The idea in Step 10 is to apply the principle that if something walks like a duck, has feathers like a duck, and quacks like a duck, then it is a duck.

In step 9, I listed only six of the ways in which this perspective on morality deals with the elements that we find in the institution called morality. There are more, but I was limited to 15 statements, if you recall. So, I listed, "walks like a duck", "flies like a duck", "has feathers like a duck", "lays eggs like a duck", "quacks like a duck", and "swims like a duck", but these are not the only features that are relevant. 

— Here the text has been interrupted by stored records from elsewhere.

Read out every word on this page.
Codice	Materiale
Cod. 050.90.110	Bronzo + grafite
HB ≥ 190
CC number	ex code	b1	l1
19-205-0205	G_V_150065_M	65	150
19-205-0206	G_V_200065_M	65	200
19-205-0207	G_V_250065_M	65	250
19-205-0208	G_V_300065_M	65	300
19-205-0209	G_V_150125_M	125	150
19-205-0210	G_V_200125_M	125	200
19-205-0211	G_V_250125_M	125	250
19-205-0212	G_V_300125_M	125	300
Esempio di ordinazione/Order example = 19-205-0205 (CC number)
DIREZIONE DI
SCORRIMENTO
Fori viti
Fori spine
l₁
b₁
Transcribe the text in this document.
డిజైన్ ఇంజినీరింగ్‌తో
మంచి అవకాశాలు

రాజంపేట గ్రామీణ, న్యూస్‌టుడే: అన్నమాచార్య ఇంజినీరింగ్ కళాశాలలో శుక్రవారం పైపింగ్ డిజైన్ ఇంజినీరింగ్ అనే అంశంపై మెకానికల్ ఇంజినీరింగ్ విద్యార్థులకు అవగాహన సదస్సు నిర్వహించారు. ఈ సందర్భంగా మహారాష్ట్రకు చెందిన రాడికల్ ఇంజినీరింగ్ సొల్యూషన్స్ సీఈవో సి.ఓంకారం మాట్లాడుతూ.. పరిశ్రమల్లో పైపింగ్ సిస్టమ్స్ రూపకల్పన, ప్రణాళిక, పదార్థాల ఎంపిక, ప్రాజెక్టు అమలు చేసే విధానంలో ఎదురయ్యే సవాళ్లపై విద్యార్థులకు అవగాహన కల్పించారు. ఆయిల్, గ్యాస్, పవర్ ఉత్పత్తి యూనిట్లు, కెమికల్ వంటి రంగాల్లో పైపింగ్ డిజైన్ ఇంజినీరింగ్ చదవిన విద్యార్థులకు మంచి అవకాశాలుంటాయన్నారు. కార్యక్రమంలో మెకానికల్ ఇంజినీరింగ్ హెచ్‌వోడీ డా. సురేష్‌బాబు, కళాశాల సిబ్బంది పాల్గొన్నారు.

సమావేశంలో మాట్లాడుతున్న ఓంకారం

We have to take Step 9 as a promise of things to come. One cannot fit the whole defense into 15 statements - and it is not an objection against the theory that it cannot. Just as it is no objection against evolution or human-caused climate change that their full defense requires multiple volumes of material. However, this does identify where one would look for evidence, and, I hope, gives at least a hint as to what the evidence will look like and how it might succeed.

This promise to defend the items listed in number (9), and many items excluded because of limitations in space, is one of the main subjects for the rest of this blog.

One of . . . . because I also hold that morality must be practical and applicable to the day-to-day lives of ordinary people.